Erhan’s mining operation finally unearths the temple. Melek, meanwhile, roots round Serdar’s hidden model, while the voice of Ozan implores her to find Atiye, who’ll apparently lead her to him. Under the model, she finds photographs and blueprints which depict the tree we’ve seen so much of at this point, halfway between heaven and earth. Mustafa returns home to find Serap, who’s pretty chirpy. She tells him a story of their house being raided when she was little, her mother forging death certificates for her and her sister — that’s why she has a death certificate. In his dreams, he has seen how they met in another life. It’s a tearful scene; true love always wins in the end.
In bed in hospital, struggling for breath, Serdar confesses to the deaths he’s responsible for, from Erhan and Ozan to the pregnant women. He says there’s an organization behind all of it. He used to work for them, but it’s over now. He’s done. Mustafa, he’s recording this, agrees with him. He’s finished. Hannah is outside his room, disguised as a nurse. He expected her arrival and seems pretty okay with her smothering him. As he dies, he recalls being in the well one last time. She takes his ring.
Melek finally catches up with Atiye and handcuffs herself to her. She wants Atiye to take her to Ozan. Atiye tries to explain that it doesn’t work like that, but she isn’t listening. Elif arrives at just the right moment to talk some sense into her. It’s a relatively well-written speech and she reveals that she’s pregnant with Ozan’s baby, which compels Melek to let Atiye go. She hugs them both, and when she leaves, Melek and Elif embrace too. A touching scene for the finale.

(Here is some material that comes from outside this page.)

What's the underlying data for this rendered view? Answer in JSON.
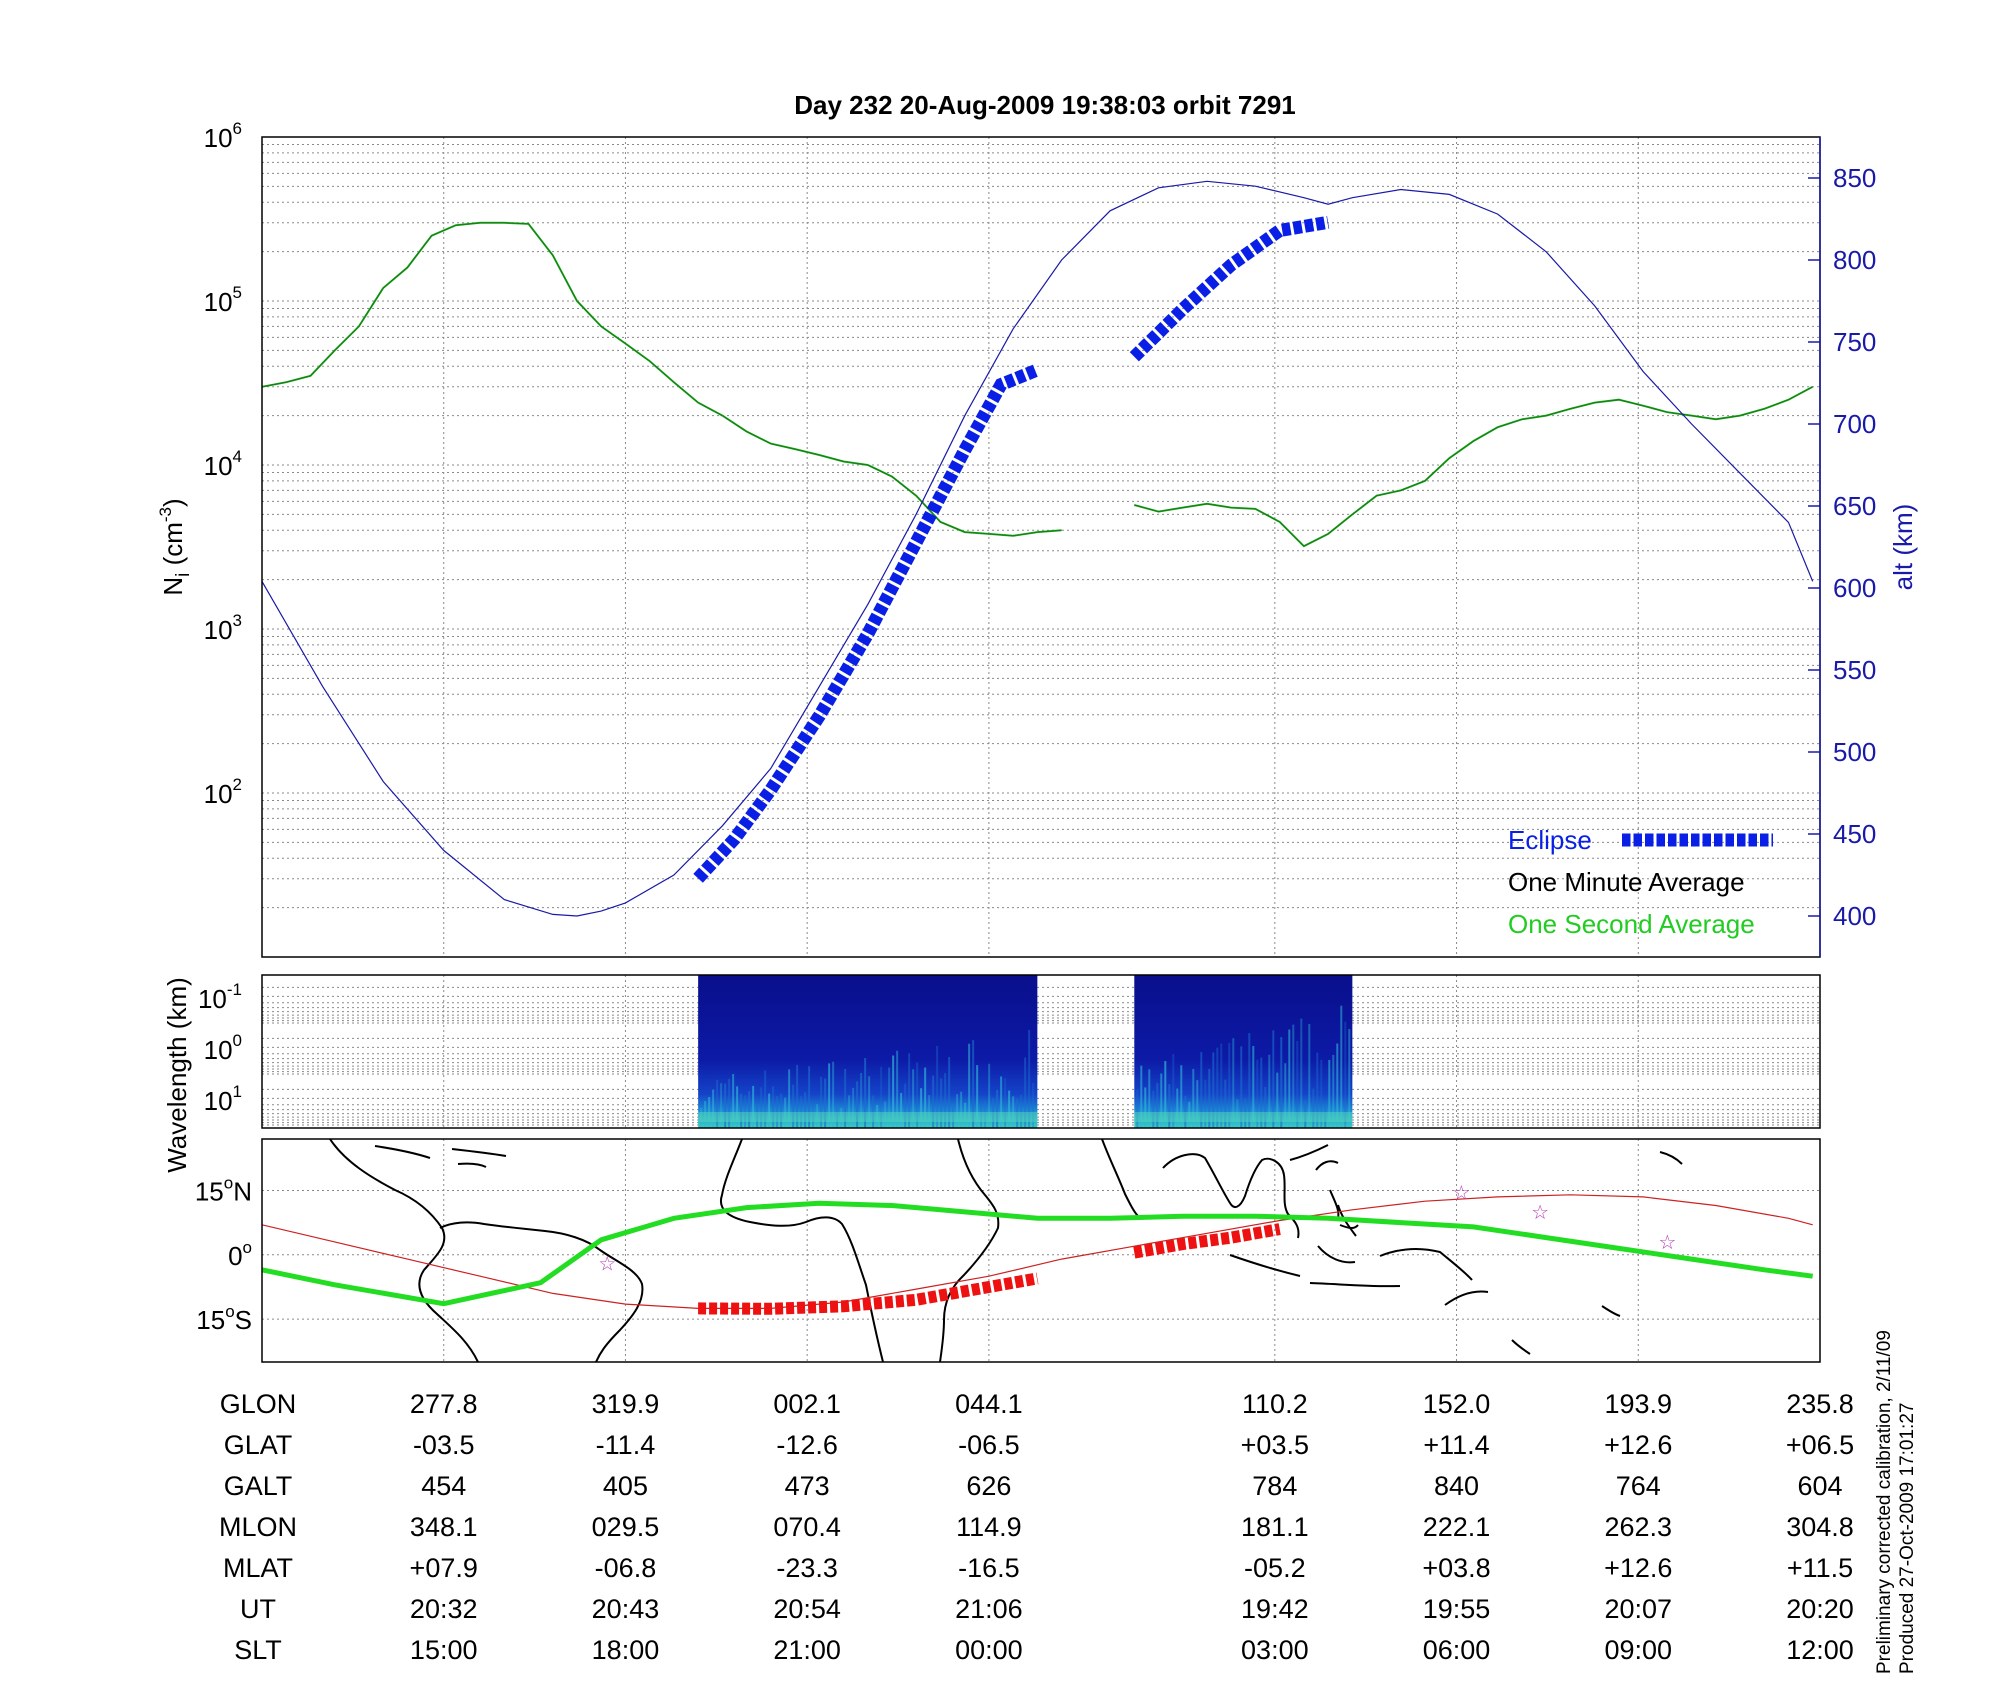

Atiye and Erhan (led by the little girl) arrive in the cave at the same time. Torchlight plays off the purple crystals. Both arrive at either side of the purple tunnel, unaware of the other, and climb inside. Eventually, they meet in the middle. She tells him they’re going to have a baby girl, and that there’s another world out there where Cansu is alive and babies can’t be born. He tells her he discovered this cave before his father and met her a long, long time ago. But she says she has to leave him; her baby has to be born in the other world, to give them hope. He begs her to stay with him, but she leaves.
Zühre, fondling one of the familiar symbols, confirms that Atiye and Erhan represent Adam and Eve, Jesus and Magdelene, Isis and Osiris; she represents all women. As she gives birth, she’s told it’s time for her to be what she was meant to be, and we hear a baby cry.
Melek, in a bare hospital room, is united with Ozan — on the CCTV footage, we see her there alone. As Atiye cradles her baby, the door opens and the wind picks up — she cradles the infant against it. In her white dress, bloodstained, she runs through the woods, in pursuit of someone carrying her child, as we see mourners assemble at her funeral. Eventually, she arrives at the funeral, a familiar scene, demanding to know where her daughter has been taken as we see the kid being put into a crib by Ozan, who is given further instructions by a computer. Season 3 it is, then.